Taking a more local angle, the paper reports that Israeli tourists on the Turkish Riviera “don’t feel a thing.” According to Yedioth, tourists at the Mediterranean resorts in Antalya on Saturday “didn’t feel extraordinary tension, and life continued as usual.”

Bottom line: The Israeli press is elated that Erdogan is on the ropes.

In local news, Haaretz reports that US Secretary of State John Kerry upbraided Prime Minister Benjamin Netanyahu for a second time in as many weeks over Israeli settlement construction. It quotes a State Department spokesperson saying that settlement expansion “harms peace.”

“Thus far,” Haaretz reporter Barak Ravid writes, “despite intensive efforts with both sides, it doesn’t appear as though Kerry is close to a breakthrough regarding renewed negotiations.”

Israel Hayom reports (again) that starting Sunday the VAT increase takes effect. The all-encompassing purchase tax rose by 1%, to the dismay of everyone.

On the northern front, Syrian loyalists are plotting to invade the Israeli-controlled Golan Heights, according to a Sunday Times report published in Maariv. Citing a senior government source, it says that Syrians, Palestinians and “other Arab volunteers” are training for an assault on the Israeli high ground. According to the report, Syrian President Bashar Assad is not directly involved in organizing the militias, but has given them his seal of approval.

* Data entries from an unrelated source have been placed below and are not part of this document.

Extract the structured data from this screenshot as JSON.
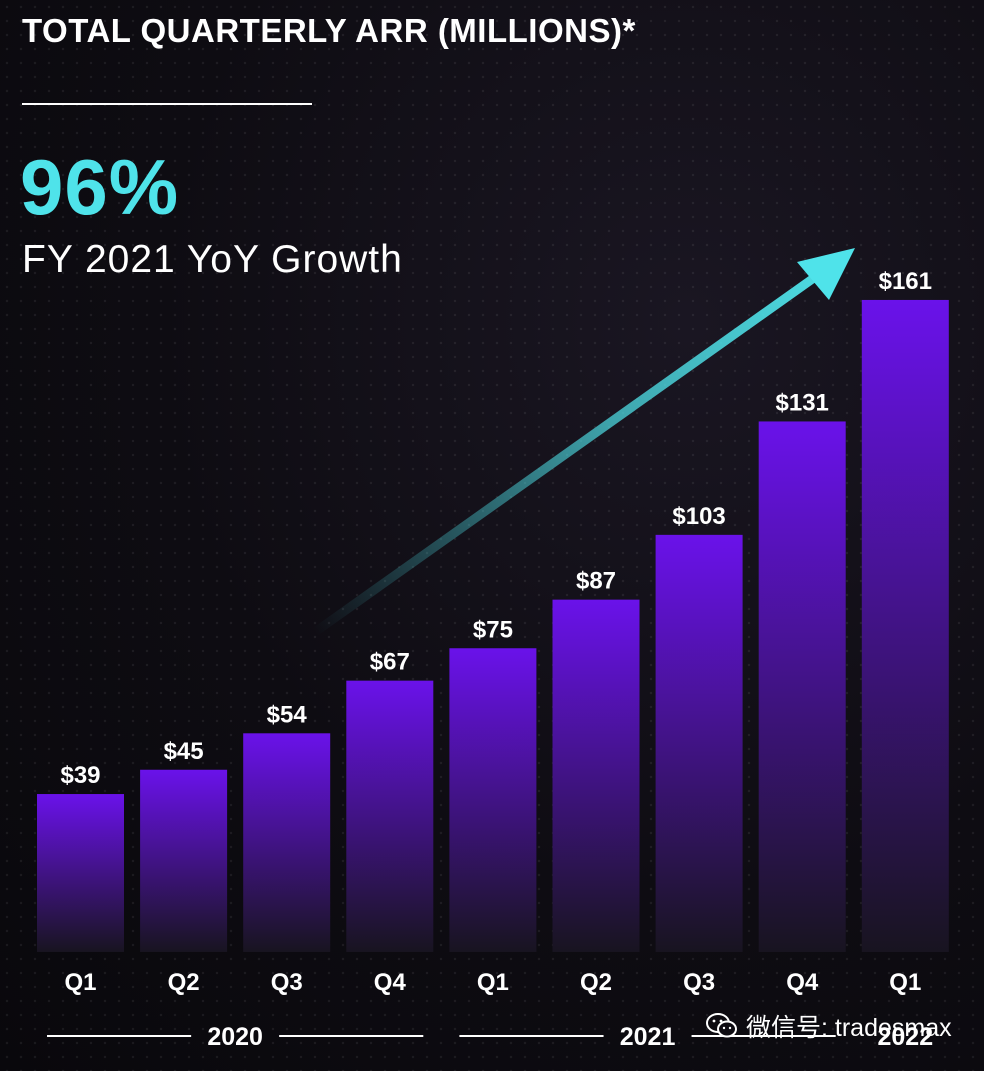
{
  "header": {
    "title": "TOTAL QUARTERLY ARR (MILLIONS)*",
    "kpi_value": "96%",
    "kpi_label": "FY 2021 YoY Growth"
  },
  "watermark": {
    "text": "微信号: tradesmax"
  },
  "colors": {
    "accent": "#4fe3ea",
    "bar_top": "#6a12ea",
    "bar_bottom": "#1a1622",
    "text": "#ffffff"
  },
  "chart_data": {
    "type": "bar",
    "title": "TOTAL QUARTERLY ARR (MILLIONS)*",
    "categories": [
      "Q1",
      "Q2",
      "Q3",
      "Q4",
      "Q1",
      "Q2",
      "Q3",
      "Q4",
      "Q1"
    ],
    "values": [
      39,
      45,
      54,
      67,
      75,
      87,
      103,
      131,
      161
    ],
    "value_labels": [
      "$39",
      "$45",
      "$54",
      "$67",
      "$75",
      "$87",
      "$103",
      "$131",
      "$161"
    ],
    "groups": [
      {
        "label": "2020",
        "start": 0,
        "end": 3
      },
      {
        "label": "2021",
        "start": 4,
        "end": 7
      },
      {
        "label": "2022",
        "start": 8,
        "end": 8
      }
    ],
    "xlabel": "",
    "ylabel": "",
    "ylim": [
      0,
      175
    ],
    "grid": false
  }
}
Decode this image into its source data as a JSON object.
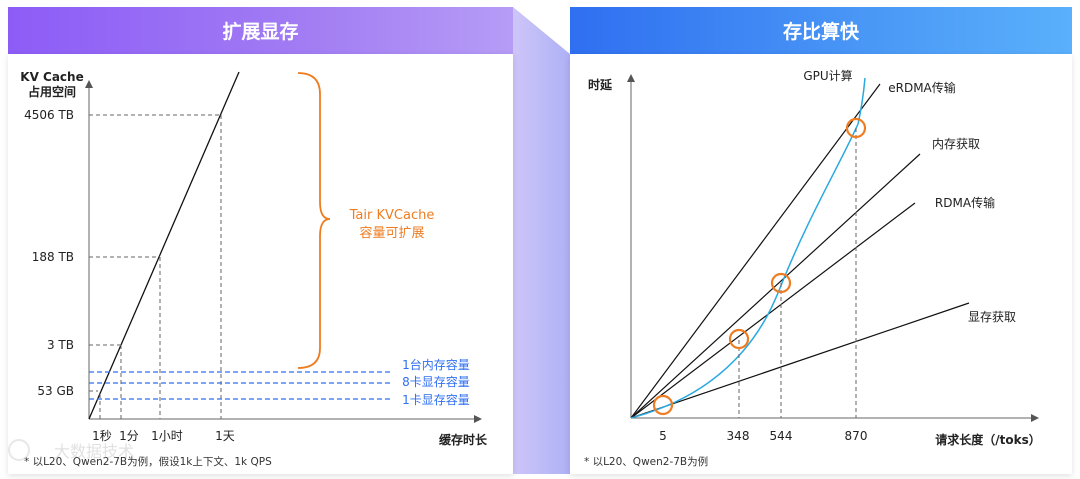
{
  "left": {
    "title": "扩展显存",
    "y_axis_title_line1": "KV Cache",
    "y_axis_title_line2": "占用空间",
    "x_axis_title": "缓存时长",
    "y_ticks": [
      "4506 TB",
      "188 TB",
      "3 TB",
      "53 GB"
    ],
    "x_ticks": [
      "1秒",
      "1分",
      "1小时",
      "1天"
    ],
    "brace_label_line1": "Tair KVCache",
    "brace_label_line2": "容量可扩展",
    "capacity_lines": [
      "1台内存容量",
      "8卡显存容量",
      "1卡显存容量"
    ],
    "footnote": "* 以L20、Qwen2-7B为例，假设1k上下文、1k QPS",
    "watermark": "大数据技术"
  },
  "right": {
    "title": "存比算快",
    "y_axis_title": "时延",
    "x_axis_title": "请求长度（/toks）",
    "x_ticks": [
      "5",
      "348",
      "544",
      "870"
    ],
    "line_labels": [
      "GPU计算",
      "eRDMA传输",
      "内存获取",
      "RDMA传输",
      "显存获取"
    ],
    "footnote": "* 以L20、Qwen2-7B为例"
  },
  "colors": {
    "purple": "#8d5cf7",
    "blue": "#2f6ff1",
    "orange": "#ee7d22",
    "cap_blue": "#2f6ff1",
    "gpu_curve": "#2aa9e0"
  }
}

As for the Syrian arms issue, Yedioth Ahronoth reports that Moscow intends to sell cutting-edge fighter jets to Damascus, and has not yet delivered the S-300 anti-aircraft missile systems. It also quotes a report from the Financial Times in which a senior British official said the UK would send weapons to Syrian rebels this summer. Earlier in the week the EU lifted its weapons embargo to Syria, potentially opening the floodgates for arms to the opposition.